Defend Brooklyn, Chelsea Girls! The triumvirate behind Klaus von Nichtssagend Gallery recently uprooted from Union Ave in Williamsburg and will soon transplant to a new space downtown. For now, Klaus Gallery has set up a temporary outpost on West 21st, formerly occupied by Andrew Kreps Gallery. The high ceilings and expansive walls, dramatically raw, might form a launch pad for the resilient gallery, especially in the prime Chelsea location it deserves. “We’ve never had a wall that big,” said co-owner Sam Wilson, pointing to the epic-scaled diagonal west wall. (And we love what you’ve done with it!)
Glen Baldridge, artist and co-founder of printing powerhouse Forth Estate, exhibits five new works on paper completed through a process that fuses photography, printing, and drawing. First, he covers the paper with a homogenous imprimatura of graphite. Over this graphite sheen, he screenprints arboreal photographic images in clear acrylic polymer, and then erases away the remaining areas to uncover/recover the fields of white, now “standing in for snow, light, and sky in a barren terrain.” Through traditional imagery, Baldridge relegates “gesture” to oblique, auxiliary labor and offers a distinctly contemporary approach to the centuries-old legacy of landscape imagery. Moreover, these unique pieces could, theoretically, be reproduced in near exactitude. (How bout it, Glen?) The “original” image would then be a fertile ancestor to a litter of 20 sibling drawings. A family tree.
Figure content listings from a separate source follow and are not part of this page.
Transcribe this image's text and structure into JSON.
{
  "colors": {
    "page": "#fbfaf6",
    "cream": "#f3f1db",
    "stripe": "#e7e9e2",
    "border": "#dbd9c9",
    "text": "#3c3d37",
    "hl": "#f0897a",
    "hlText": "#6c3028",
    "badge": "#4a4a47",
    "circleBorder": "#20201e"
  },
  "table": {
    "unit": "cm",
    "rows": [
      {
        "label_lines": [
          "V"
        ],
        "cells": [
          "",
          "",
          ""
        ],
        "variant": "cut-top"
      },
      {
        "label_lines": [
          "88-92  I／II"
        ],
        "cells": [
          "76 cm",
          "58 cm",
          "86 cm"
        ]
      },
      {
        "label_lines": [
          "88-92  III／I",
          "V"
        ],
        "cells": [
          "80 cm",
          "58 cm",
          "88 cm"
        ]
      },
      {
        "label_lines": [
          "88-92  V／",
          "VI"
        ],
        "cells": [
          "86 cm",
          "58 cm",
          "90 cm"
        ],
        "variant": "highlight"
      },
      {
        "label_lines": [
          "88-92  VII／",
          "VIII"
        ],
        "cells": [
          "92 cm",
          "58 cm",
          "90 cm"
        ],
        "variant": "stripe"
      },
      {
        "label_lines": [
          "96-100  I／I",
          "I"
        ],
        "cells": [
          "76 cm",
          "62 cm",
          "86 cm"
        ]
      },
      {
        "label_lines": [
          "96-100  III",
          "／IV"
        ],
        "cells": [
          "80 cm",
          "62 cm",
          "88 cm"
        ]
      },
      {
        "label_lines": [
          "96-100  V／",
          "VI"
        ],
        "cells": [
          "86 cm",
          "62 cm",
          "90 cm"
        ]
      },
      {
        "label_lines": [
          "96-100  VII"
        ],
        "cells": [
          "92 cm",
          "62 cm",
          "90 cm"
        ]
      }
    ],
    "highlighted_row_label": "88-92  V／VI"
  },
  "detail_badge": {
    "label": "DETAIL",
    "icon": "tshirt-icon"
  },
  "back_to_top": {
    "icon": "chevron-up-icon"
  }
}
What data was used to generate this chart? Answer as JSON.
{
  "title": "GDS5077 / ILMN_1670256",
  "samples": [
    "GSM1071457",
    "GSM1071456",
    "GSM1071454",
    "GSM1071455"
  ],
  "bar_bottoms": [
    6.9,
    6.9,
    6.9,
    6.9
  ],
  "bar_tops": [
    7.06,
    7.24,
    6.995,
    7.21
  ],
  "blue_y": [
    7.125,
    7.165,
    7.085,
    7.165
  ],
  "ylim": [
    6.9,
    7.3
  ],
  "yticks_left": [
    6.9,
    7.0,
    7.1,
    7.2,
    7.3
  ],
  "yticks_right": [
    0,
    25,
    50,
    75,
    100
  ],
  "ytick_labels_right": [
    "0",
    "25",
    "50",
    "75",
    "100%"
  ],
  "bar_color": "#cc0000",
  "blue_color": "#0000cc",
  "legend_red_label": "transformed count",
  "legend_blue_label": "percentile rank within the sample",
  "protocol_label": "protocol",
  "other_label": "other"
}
Benjamin Butler‘s paintings are as fractal and multi-faceted as the finest gems, yet they don’t feel excessively precious. His palette is liberating and his handling elegantly stress-free. The inclusive range of hues reaches multi-mood and inter-seasonal levels, successfully connecting to – and beyond – the show’s equinoctial title and timing.
(For me, the predicament of this focused show is that Glen Baldridge stages the inhospitable, skeletal tundra of winter; while Ben Butler’s vivacious, delicious course of rich color seems like the antidote to the S.A.D. symptoms – except that the paintings won’t be up when winter sets in.)